Nissan LEAF Sales For February 2015 In US Not Great, Company Points To Weather Issues
Last month Nissan had its string of 23 record consecutive months for sales broken when the company sold just 1,070 LEAFs vs the 1,252 sold the year before.
Now in February, Nissan needed to best an even more challenging 1,425 LEAFs sold from a year ago – during one of the coldest months of all-time in the United States.
It turns out Nissan managed to sell just 1,198, which was a 9% increase over January, but a 16% miss from last year’s result.
Nissan notes that a pretty crappy winter might have been responsible for some of the drop-off this month:
“Tough winter weather in several key markets held EV sales back in February. As we head into spring, we look forward to seeing more dealership traffic so shoppers can experience firsthand the benefits of the all-electric Nissan LEAF.” – Brendan Jones, director, Nissan Electric Vehicle Sales and Infrastructure.
All-time, the Nissan LEAF has now sold 74,590 cars, which is now an incredibly close race with the Chevrolet Volt for first. Through January, GM had sold 74,592 Volts. Given the two cars sales trends, the LEAF should cross the 75,000 level first, at some point next week.
Looking at the historical numbers, Nissan struggled in January to hold the 25% market share of the plug-in segment that had become the norm for the 84 mile LEAF. Still, if Nissan could manage to hold onto 20% for 2015, we think that would still be a ‘win’.
The one bright spot from the seasonal drag of winter for electric vehicles, is that it gives automakers who do find themselves with an ‘in demand’ car a chance to play catch-up with national inventories.
For Nissan that means they have 6,000-odd LEAFs on dealer lots around the country, ready to be sold when Spring arrives next month – an all-time high.

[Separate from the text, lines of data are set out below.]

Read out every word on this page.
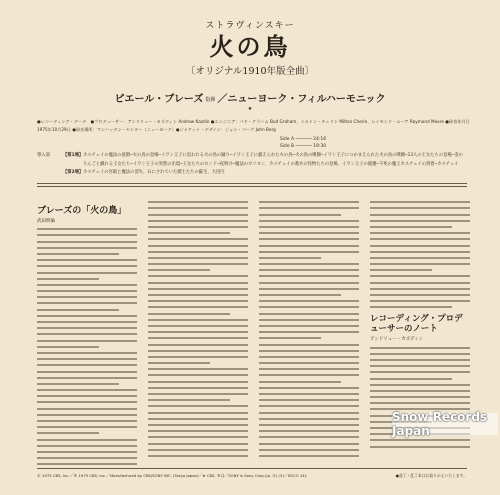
ストラヴィンスキー
火の鳥
〔オリジナル1910年版全曲〕
ピエール・ブレーズ 指揮 ／ニューヨーク・フィルハーモニック
★
●レコーディング・データ　●プロデューサー：アンドリュー・カズディン Andrew Kazdin ●エンジニア：バド・グラハム Bud Graham、ミルトン・チェリン Milton Cherin、レイモンド・ムーア Raymond Moore ●録音年月日
1975年10月29日 ●録音場所：マンハッタン・センター（ニューヨーク）●ジャケット・デザイン：ジョン・バーグ John Berg
Side A ────── 24:16
Side B ────── 19:30
導入部	【第1場】 カスチェイの魔法の庭園─火の鳥の登場─イワン王子に追われる火の鳥の踊り─イワン王子に捕えられた火の鳥─火の鳥の嘆願─イワン王子につかまえられた火の鳥の嘆願─13人の王女たちの登場─金の
りんごと戯れる王女たち─イワン王子の突然の出現─王女たちのロンド─夜明け─魔法のカリヨン、カスチェイの番兵の怪物たちの登場、イワン王子の捕獲─不死の魔王カスチェイの到着─カスチェイ
【第2場】 カスチェイの宮殿と魔法の消失、石にされていた騎士たちの蘇生、大団円
ブレーズの「火の鳥」
武田明倫
レコーディング・プロデューサーのノート
アンドリュー・カズディン
© 1975 CBS, Inc.／® 1975 CBS, Inc.／Manufactured by CBS/SONY INC. (Tokyo Japan)／★ CBS, ®は／SONY is Sony Corp.(Ja. ②) (3)／SOCO 141	●落丁・乱丁本はお取りかえいたします。
Snow Records Japan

Also of note this month, the Nissan LEAF became the first plug-in vehicle to hit the 50,000 sold mark in Japan.
And while the battle for EV supremacy in Japan went uncontested, the title in America is hotly contested as the Chevrolet Volt was first to 50,000, with the Nissan LEAF likely crossing the 75,000 unit mark next week.
Looking ahead to which model will be the first to cross 100,000 cars sold in the United States, the LEAF will certainly build a big lead over the next 6 months, but the question remains “will it be enough” to hold off the longer range, 2nd generation 2016 Chevy Volt (details) that debuts this fall?
In truth, it matter little who actually gets there first, as there is no “loser” in this race – just more plug-in vehicles on the road each and every day…and that’s a win for everyone.